For its part, World Fuel said it has not seen the same problem with hydrogen sulfide (H2S). “Based on our testing, H2S hasn’t been a significant issue,” a company spokesman said.
U.S. federal railroad regulators started to take a second look at North Dakota crude in early 2013 after receiving reports about badly corroded tank cars. The discovery raised concerns about whether the crude was being shipped in sufficiently sturdy cars. Last spring, the FRA launched Operation Classification to investigate.
Random tests showed some Bakken oil was unusually flammable, improperly classified as a less hazardous material and transported in tank cars designed for less volatile crude. Crude is typically shipped in tankers known as DOT-111 cars, which have been criticized for being susceptible to corrosion and ruptures.
In a June 19 letter to the American Petroleum Institute, the railroad regulator made the remarkable admission that its investigative tools are so limited it “can only speculate” about the number of hazardous crude shipments that were improperly shipped.

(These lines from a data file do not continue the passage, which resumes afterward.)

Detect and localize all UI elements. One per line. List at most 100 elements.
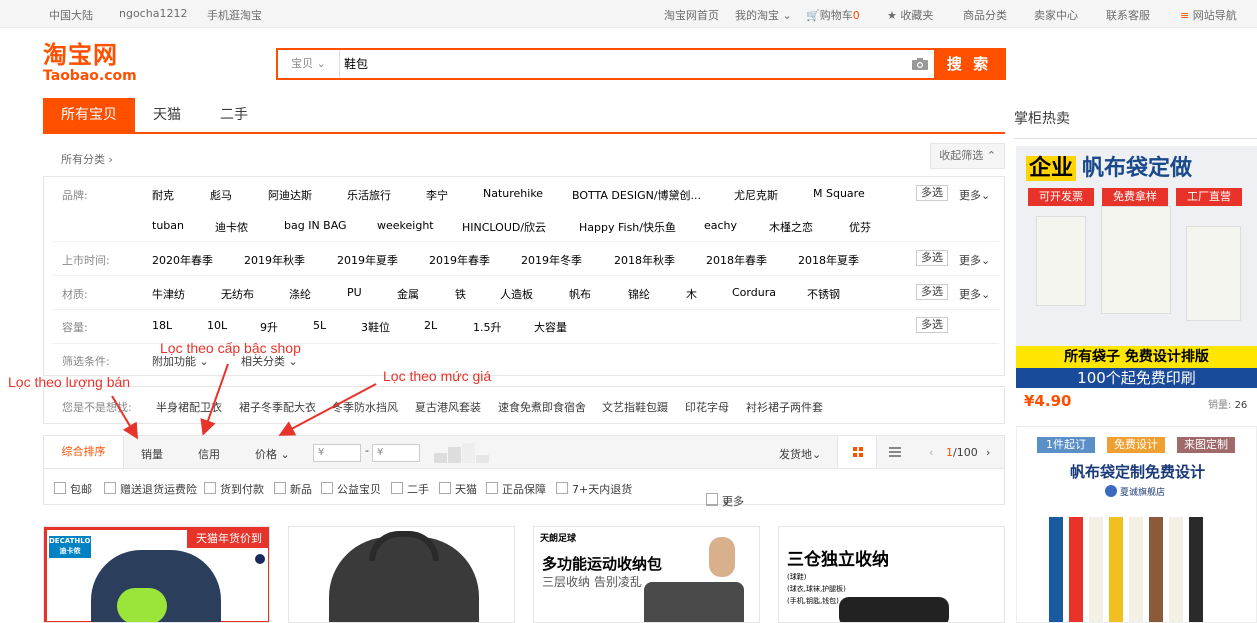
filter-option[interactable]: 人造板: [500, 286, 533, 302]
filter-option[interactable]: tuban: [152, 219, 184, 232]
filter-option[interactable]: 2019年春季: [429, 252, 490, 268]
prev-page-icon[interactable]: ‹: [929, 446, 933, 459]
camera-icon[interactable]: [912, 58, 928, 70]
filter-option[interactable]: 2018年春季: [706, 252, 767, 268]
sort-sales[interactable]: 销量: [141, 446, 163, 462]
filter-option[interactable]: 大容量: [534, 319, 567, 335]
filter-option[interactable]: 优芬: [849, 219, 871, 235]
search-category-select[interactable]: 宝贝 ⌄: [278, 50, 340, 78]
filter-option[interactable]: 彪马: [210, 187, 232, 203]
tab-tmall[interactable]: 天猫: [153, 98, 181, 132]
multi-select-button[interactable]: 多选: [916, 250, 948, 266]
filter-option[interactable]: 木: [686, 286, 697, 302]
filter-option[interactable]: 牛津纺: [152, 286, 185, 302]
collapse-filters-button[interactable]: 收起筛选 ⌃: [930, 143, 1005, 169]
filter-option[interactable]: 18L: [152, 319, 172, 332]
filter-option[interactable]: 阿迪达斯: [268, 187, 312, 203]
filter-option[interactable]: 无纺布: [221, 286, 254, 302]
sort-default[interactable]: 综合排序: [44, 436, 124, 468]
product-card[interactable]: 三仓独立收纳 (球鞋) (球衣,球袜,护腿板) (手机,钥匙,钱包): [778, 526, 1005, 623]
suggestion-link[interactable]: 半身裙配卫衣: [156, 399, 222, 415]
filter-option[interactable]: 2019年夏季: [337, 252, 398, 268]
filter-option[interactable]: 9升: [260, 319, 278, 335]
filter-option[interactable]: BOTTA DESIGN/博黛创...: [572, 187, 701, 203]
site-nav-link[interactable]: ≡ 网站导航: [1180, 7, 1237, 23]
multi-select-button[interactable]: 多选: [916, 185, 948, 201]
mobile-link[interactable]: 手机逛淘宝: [207, 7, 262, 23]
suggestion-link[interactable]: 文艺指鞋包蹑: [602, 399, 668, 415]
check-tmall[interactable]: 天猫: [439, 481, 477, 497]
sort-price[interactable]: 价格 ⌄: [255, 446, 290, 462]
username-link[interactable]: ngocha1212: [119, 7, 187, 20]
price-max-input[interactable]: ¥: [372, 444, 420, 462]
tab-secondhand[interactable]: 二手: [220, 98, 248, 132]
filter-option[interactable]: 10L: [207, 319, 227, 332]
search-input[interactable]: 鞋包: [344, 50, 904, 78]
multi-select-button[interactable]: 多选: [916, 317, 948, 333]
favorites-link[interactable]: ★ 收藏夹: [887, 7, 933, 23]
all-categories-link[interactable]: 所有分类 ›: [61, 151, 113, 167]
filter-option[interactable]: M Square: [813, 187, 865, 200]
filter-option[interactable]: 1.5升: [473, 319, 502, 335]
filter-option[interactable]: 2L: [424, 319, 437, 332]
filter-option[interactable]: Happy Fish/快乐鱼: [579, 219, 676, 235]
more-button[interactable]: 更多⌄: [959, 187, 990, 203]
next-page-icon[interactable]: ›: [986, 446, 990, 459]
price-min-input[interactable]: ¥: [313, 444, 361, 462]
check-cod[interactable]: 货到付款: [204, 481, 264, 497]
filter-option[interactable]: 迪卡侬: [215, 219, 248, 235]
sidebar-ad-2[interactable]: 1件起订 免费设计 来图定制 帆布袋定制免费设计 夏诚旗舰店: [1016, 426, 1257, 623]
filter-option[interactable]: 铁: [455, 286, 466, 302]
my-taobao-link[interactable]: 我的淘宝 ⌄: [735, 7, 792, 23]
taobao-logo[interactable]: 淘宝网 Taobao.com: [43, 42, 143, 88]
check-return-insurance[interactable]: 赠送退货运费险: [104, 481, 197, 497]
product-card[interactable]: 天朗足球 多功能运动收纳包 三层收纳 告别凌乱: [533, 526, 760, 623]
list-view-icon[interactable]: [889, 447, 901, 457]
filter-option[interactable]: 李宁: [426, 187, 448, 203]
more-button[interactable]: 更多⌄: [959, 286, 990, 302]
filter-option[interactable]: 金属: [397, 286, 419, 302]
check-7day-return[interactable]: 7+天内退货: [556, 481, 632, 497]
suggestion-link[interactable]: 夏古港风套装: [415, 399, 481, 415]
suggestion-link[interactable]: 冬季防水挡风: [332, 399, 398, 415]
region-selector[interactable]: 中国大陆: [49, 7, 93, 23]
sort-credit[interactable]: 信用: [198, 446, 220, 462]
tab-all-items[interactable]: 所有宝贝: [43, 98, 135, 132]
product-card[interactable]: DECATHLON 迪卡侬 天猫年货价到: [43, 526, 270, 623]
filter-option[interactable]: 尤尼克斯: [734, 187, 778, 203]
filter-option[interactable]: 2019年冬季: [521, 252, 582, 268]
filter-option[interactable]: 耐克: [152, 187, 174, 203]
filter-option[interactable]: PU: [347, 286, 362, 299]
filter-option[interactable]: 2018年秋季: [614, 252, 675, 268]
suggestion-link[interactable]: 速食免煮即食宿舍: [498, 399, 586, 415]
customer-service-link[interactable]: 联系客服: [1106, 7, 1150, 23]
check-new[interactable]: 新品: [274, 481, 312, 497]
suggestion-link[interactable]: 印花字母: [685, 399, 729, 415]
search-button[interactable]: 搜 索: [934, 50, 1004, 78]
filter-option[interactable]: eachy: [704, 219, 737, 232]
multi-select-button[interactable]: 多选: [916, 284, 948, 300]
seller-center-link[interactable]: 卖家中心: [1034, 7, 1078, 23]
filter-option[interactable]: 3鞋位: [361, 319, 390, 335]
product-card[interactable]: [288, 526, 515, 623]
filter-option[interactable]: 2019年秋季: [244, 252, 305, 268]
check-authentic[interactable]: 正品保障: [486, 481, 546, 497]
suggestion-link[interactable]: 裙子冬季配大衣: [239, 399, 316, 415]
price-range-bars-icon[interactable]: [434, 443, 490, 463]
sidebar-ad-1[interactable]: 企业 帆布袋定做 可开发票 免费拿样 工厂直营 所有袋子 免费设计排版 100个起…: [1016, 146, 1257, 388]
filter-option[interactable]: Naturehike: [483, 187, 543, 200]
check-free-shipping[interactable]: 包邮: [54, 481, 92, 497]
check-charity[interactable]: 公益宝贝: [321, 481, 381, 497]
filter-option[interactable]: 木槿之恋: [769, 219, 813, 235]
more-button[interactable]: 更多⌄: [959, 252, 990, 268]
grid-view-button[interactable]: [837, 436, 877, 468]
filter-option[interactable]: 5L: [313, 319, 326, 332]
filter-option[interactable]: 2020年春季: [152, 252, 213, 268]
filter-option[interactable]: 涤纶: [289, 286, 311, 302]
filter-option[interactable]: weekeight: [377, 219, 434, 232]
filter-option[interactable]: HINCLOUD/欣云: [462, 219, 546, 235]
ship-from-dropdown[interactable]: 发货地⌄: [779, 446, 821, 462]
filter-option[interactable]: 乐活旅行: [347, 187, 391, 203]
categories-link[interactable]: 商品分类: [963, 7, 1007, 23]
check-secondhand[interactable]: 二手: [391, 481, 429, 497]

According to industry sources, Canadian rail officials also began auditing oil, but their approach was, on at least one occasion, clumsy. In early 2013, Canadian transport officials tested a Canadian Pacific train and discovered crude was improperly classified. When they alerted the railway, the train had already left the station. There was no followup.
In October, after the Transportation Safety Board found the oil on the Lac-Mégantic train was incorrectly classified, Federal Minister of Transportation Lisa Raitt introduced new regulations that were intended to get tough on oil shippers. Anyone shipping oil to Canada would have to test to confirm it was less volatile than a Packing Group 1.

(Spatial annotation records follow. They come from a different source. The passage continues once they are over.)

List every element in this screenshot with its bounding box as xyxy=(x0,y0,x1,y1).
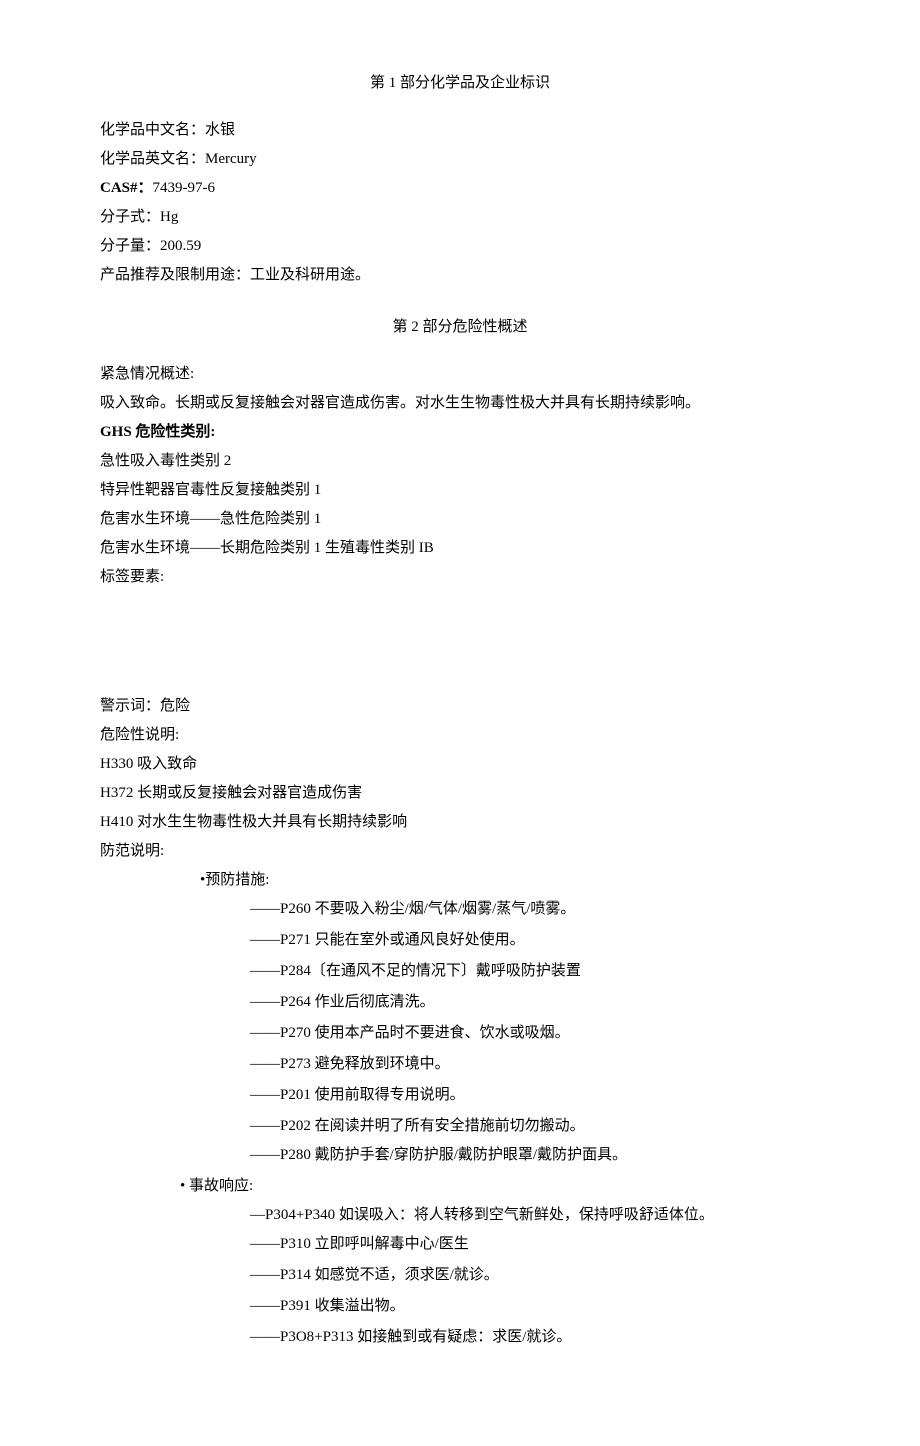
use-line: 产品推荐及限制用途：工业及科研用途。 xyxy=(100,262,820,289)
section2-block: 紧急情况概述: 吸入致命。长期或反复接触会对器官造成伤害。对水生生物毒性极大并具… xyxy=(100,361,820,1351)
prevention-item-3: ——P264 作业后彻底清洗。 xyxy=(250,989,820,1016)
response-item-0: —P304+P340 如误吸入：将人转移到空气新鲜处，保持呼吸舒适体位。 xyxy=(250,1202,820,1229)
ghs-item-2: 危害水生环境——急性危险类别 1 xyxy=(100,506,820,533)
mw-line: 分子量：200.59 xyxy=(100,233,820,260)
response-item-1: ——P310 立即呼叫解毒中心/医生 xyxy=(250,1231,820,1258)
label-elements: 标签要素: xyxy=(100,564,820,591)
prevention-item-5: ——P273 避免释放到环境中。 xyxy=(250,1051,820,1078)
section2-title: 第 2 部分危险性概述 xyxy=(100,314,820,341)
section1-title: 第 1 部分化学品及企业标识 xyxy=(100,70,820,97)
prevention-item-6: ——P201 使用前取得专用说明。 xyxy=(250,1082,820,1109)
response-item-4: ——P3O8+P313 如接触到或有疑虑：求医/就诊。 xyxy=(250,1324,820,1351)
ghs-label: GHS 危险性类别: xyxy=(100,419,820,446)
formula-line: 分子式：Hg xyxy=(100,204,820,231)
precaution-label: 防范说明: xyxy=(100,838,820,865)
hazard-item-2: H410 对水生生物毒性极大并具有长期持续影响 xyxy=(100,809,820,836)
ghs-item-1: 特异性靶器官毒性反复接触类别 1 xyxy=(100,477,820,504)
response-header: • 事故响应: xyxy=(180,1173,820,1200)
ghs-item-0: 急性吸入毒性类别 2 xyxy=(100,448,820,475)
hazard-label: 危险性说明: xyxy=(100,722,820,749)
cas-label: CAS#： xyxy=(100,180,153,196)
prevention-header: •预防措施: xyxy=(200,867,820,894)
response-item-2: ——P314 如感觉不适，须求医/就诊。 xyxy=(250,1262,820,1289)
use-value: 工业及科研用途。 xyxy=(250,267,370,283)
name-en-label: 化学品英文名： xyxy=(100,151,205,167)
cas-line: CAS#：7439-97-6 xyxy=(100,175,820,202)
prevention-item-7: ——P202 在阅读并明了所有安全措施前切勿搬动。 xyxy=(250,1113,820,1140)
formula-label: 分子式： xyxy=(100,209,160,225)
hazard-item-0: H330 吸入致命 xyxy=(100,751,820,778)
name-cn-label: 化学品中文名： xyxy=(100,122,205,138)
cas-value: 7439-97-6 xyxy=(153,180,216,196)
mw-value: 200.59 xyxy=(160,238,201,254)
section1-block: 化学品中文名：水银 化学品英文名：Mercury CAS#：7439-97-6 … xyxy=(100,117,820,289)
use-label: 产品推荐及限制用途： xyxy=(100,267,250,283)
formula-value: Hg xyxy=(160,209,178,225)
prevention-item-4: ——P270 使用本产品时不要进食、饮水或吸烟。 xyxy=(250,1020,820,1047)
emergency-text: 吸入致命。长期或反复接触会对器官造成伤害。对水生生物毒性极大并具有长期持续影响。 xyxy=(100,390,820,417)
prevention-item-8: ——P280 戴防护手套/穿防护服/戴防护眼罩/戴防护面具。 xyxy=(250,1142,820,1169)
response-item-3: ——P391 收集溢出物。 xyxy=(250,1293,820,1320)
name-cn-line: 化学品中文名：水银 xyxy=(100,117,820,144)
prevention-item-1: ——P271 只能在室外或通风良好处使用。 xyxy=(250,927,820,954)
signal-word: 警示词：危险 xyxy=(100,693,820,720)
name-cn-value: 水银 xyxy=(205,122,235,138)
prevention-item-2: ——P284〔在通风不足的情况下〕戴呼吸防护装置 xyxy=(250,958,820,985)
mw-label: 分子量： xyxy=(100,238,160,254)
prevention-item-0: ——P260 不要吸入粉尘/烟/气体/烟雾/蒸气/喷雾。 xyxy=(250,896,820,923)
ghs-item-3: 危害水生环境——长期危险类别 1 生殖毒性类别 IB xyxy=(100,535,820,562)
name-en-value: Mercury xyxy=(205,151,257,167)
pictogram-gap xyxy=(100,593,820,693)
hazard-item-1: H372 长期或反复接触会对器官造成伤害 xyxy=(100,780,820,807)
name-en-line: 化学品英文名：Mercury xyxy=(100,146,820,173)
emergency-label: 紧急情况概述: xyxy=(100,361,820,388)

While that sounded reassuring, Mr. Prichard points out the failings of those rules: Since railways and fuel shippers are all about speed, it’s easier to simply label all oil as Packing Group 1, without stopping to test it. In fact, The Globe has since learned that not all oil shipments in North Dakota are being tested. The result is railways and shippers have no better idea of the volatility of the oil they are shipping by rail today than they did before Lac-Mégantic.

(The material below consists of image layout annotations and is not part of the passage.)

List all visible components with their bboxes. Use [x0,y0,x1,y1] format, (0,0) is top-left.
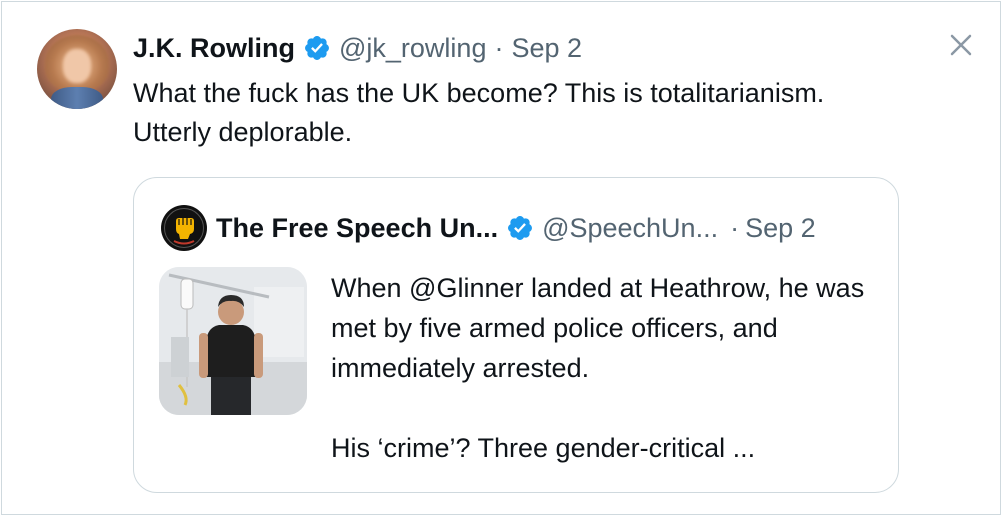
tweet-text: What the fuck has the UK become? This is… [133,78,825,147]
author-avatar[interactable] [37,29,117,109]
quoted-author-avatar[interactable] [161,205,207,251]
tweet-card[interactable]: J.K. Rowling @jk_rowling · Sep 2 What th… [1,1,1001,515]
separator-dot: · [730,212,740,243]
author-name[interactable]: J.K. Rowling [133,33,295,64]
quoted-tweet-text: When @Glinner landed at Heathrow, he was… [331,268,891,468]
avatar-face [63,49,91,83]
tweet-date[interactable]: Sep 2 [511,33,582,64]
avatar-shoulders [51,87,103,109]
author-handle[interactable]: @jk_rowling [339,33,486,64]
quoted-paragraph-2: His ‘crime’? Three gender-critical ... [331,433,756,463]
quoted-tweet-photo[interactable] [159,267,307,415]
quoted-tweet-header: The Free Speech Un... @SpeechUn... · Sep… [216,208,816,248]
quoted-paragraph-1: When @Glinner landed at Heathrow, he was… [331,273,865,383]
verified-badge-icon [508,216,533,240]
quoted-tweet[interactable]: The Free Speech Un... @SpeechUn... · Sep… [133,177,899,493]
quoted-author-handle[interactable]: @SpeechUn... [542,213,718,244]
close-icon[interactable] [946,30,976,60]
hospital-room-photo [159,267,307,415]
tweet-header: J.K. Rowling @jk_rowling · Sep 2 [133,30,582,66]
fist-icon [162,206,206,250]
verified-badge-icon [305,36,329,60]
quoted-tweet-date[interactable]: Sep 2 [745,213,816,244]
quoted-author-name[interactable]: The Free Speech Un... [216,213,498,244]
separator-dot: · [494,32,504,63]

It was just past midnight when the ground started to shake. Then came the explosions, one after another, so quickly that they couldn’t be counted. Soon the sky was choked with black belching fumes of burning oil and gas that reached as high as 300 feet, witnesses said. It was two days before the burning oil was finally exhausted.
This was not a scene from Lac-Mégantic in July. Rather, these fiery blasts occurred on a flat timber trestle carrying 90 cars of Bakken crude over an Alabama swamp on Nov. 8. Four months after some rail experts portrayed the Lac-Mégantic explosions as a once-in-a-lifetime catastrophe caused by a confluence of railway errors, a steep hill and the town’s cramped downtown, Bakken oil once again detonated a chain of tank cars.
There were no brake issues, no hill or cramped urban space to account for the Alabama explosions. This accident, still under investigation, occurred on a 10-foot-high embankment on a rural stretch outside Aliceville.
“No one was killed or injured,” said Ken Gibson, director of the local Alabama Emergency Management Agency. “We were very fortunate this was an isolated area.”